Six months on, that investigation by the Information Commissioner’s Office (ICO) is complete, and it concludes that the Foreign & Commonwealth Office (FCO) was in breach of the Data Protection Act, whose seventh principle states that “personal data shall not be processed unless… appropriate technical and organisational measures shall be taken against unauthorised or unlawful processing of personal data and against accidental loss or destruction of, or damage to, personal data”. The ICO has now required the FCO to sign a formal undertaking to comply with the principles of the Data Protection Act, and failure to meet the terms of this undertaking is likely to lead to further enforcement action by the ICO. Mick Gorrill, Assistant Commissioner at the ICO, told me that: “Organisations have a duty under the Data Protection Act to keep our personal information secure. If organisations fail to take this responsibility seriously, they not only leave individuals vulnerable to identity theft, but risk losing individuals’ confidence and trust.”

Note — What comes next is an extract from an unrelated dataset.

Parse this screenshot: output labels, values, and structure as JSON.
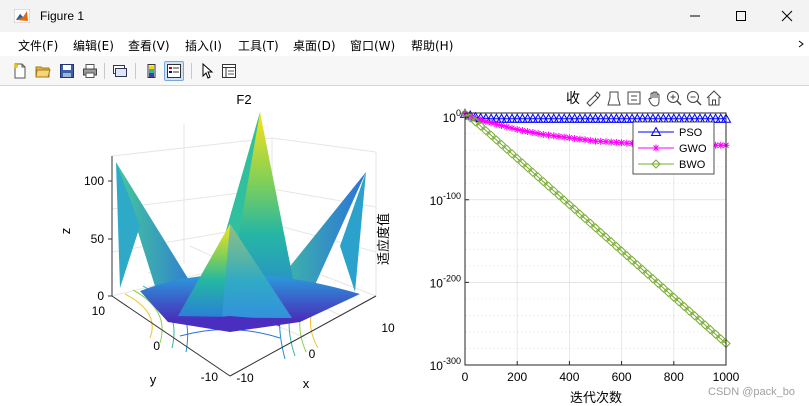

What a shame then that within a week Her Majesty’s Government was once again facing data protection compliance meltdown, with the news that the Revenue & Customs had managed to “lose” a couple of CDs containing the personal data – including national insurance and bank account numbers – of some 25 million people claiming child benefit in the UK. I won’t go into all the political ins and outs of this affair, as I’m sure you’ll have read more than enough online and in print already. However, the point that leapt out and slapped me across the face like a wet fish on a cold morning was that the ability to burn that entire database onto a disk even existed in the first place. Forget that some junior member of staff was able to use an unrecorded internal postal system to send this data to another department, and could do so without even encrypting it first – that’s a mere bagatelle alongside the fact that this rudimentary copying risk should ever have been permitted in the first place. It’s among the easiest of technical protections to implement.
At this point, I’ll accept I’m following the expected route for a security specialist, by talking about threat assessment in terms of technology when all too often the real risk to data is actually people rather than devices. The truth is, however, that by separating the two when creating a security strategy, you leave a wide chasm into which the data criminal will be able to jump – technology and people must be treated as a single entity in security terms, each one protecting the other. The “HMRC 25 Million”, as I suspect this incident will become known, illustrates the fact that security is only really taken seriously when people are putting out the resulting fires. Gordon Brown apologises for the breach, blames a junior member of staff, then gives the Information Commissioner the power to carry out spot checks on government departments without prior consent (which it’s been requesting for years).